210頁「観測所長フォンタナさんと(町の寄宿舎から週末に帰ってきた)息子。「赤い山」観測所で」
左上に見えるのが「赤い山」観測所である。
以下は島村英紀『地球がわかる50話』(岩波ジュニア新書)からの引用
フォンタナさんの息子はまだ小学生です。ふだん、子供は車で四時間も離れた町の寄宿舎に住んでその町の学校に通っています。子供は、たまの週末にしか家には帰れません。日曜の夜に、また町に帰る息子を送り出す観測所長は、息子の髪をなでながら、いつまでも別れを惜しみます。見ていても胸がつまる光景です。冬の間は子供はずっと寄宿舎暮らしです。
フォンタナさん一家が、この山の中に暮らしているのは地震観測を維持するためなのです。地震観測所があれば、機械を維持したり観測した磁気テープや記録紙を取り替えたりするための人手が必要になります。そしてそこが僻地ならば、観測の仕事だけではありません、そこに勤める人とその家族の生活も、フォンタナさん一家のように、たいへんなものなのです。
まるで、ひと昔前の灯台守のような生活です。いま、僻地にあるほとんどの灯台は無人化されてしまいましたが、地震観測所はルーマニアに限らず、まだ僻地に人が住んでいることが多いのです。こうして地球科学のためのデータが毎日集められているのです。

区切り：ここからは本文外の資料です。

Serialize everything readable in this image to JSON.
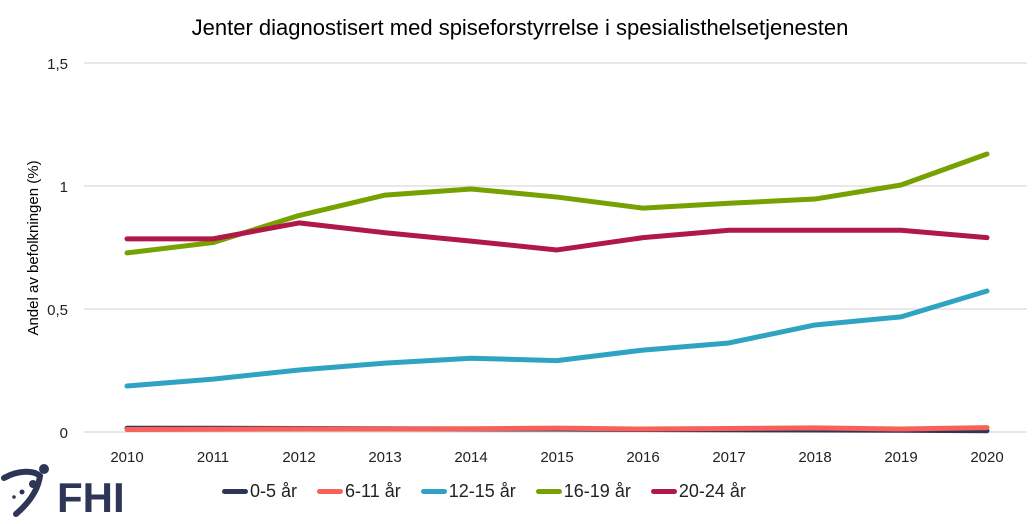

私が訪れたことがあるノルウェーでもアイスランドでも中国でも、同じような苦労をして地震観測を続けていました。いや南極でさえアルゼンチンやポーランドなどの国々が大変な努力をしながら地震観測を続けているのです。地震を観測する機械は、灯台よりもずっと複雑で、なかなか無人化できないからなのです。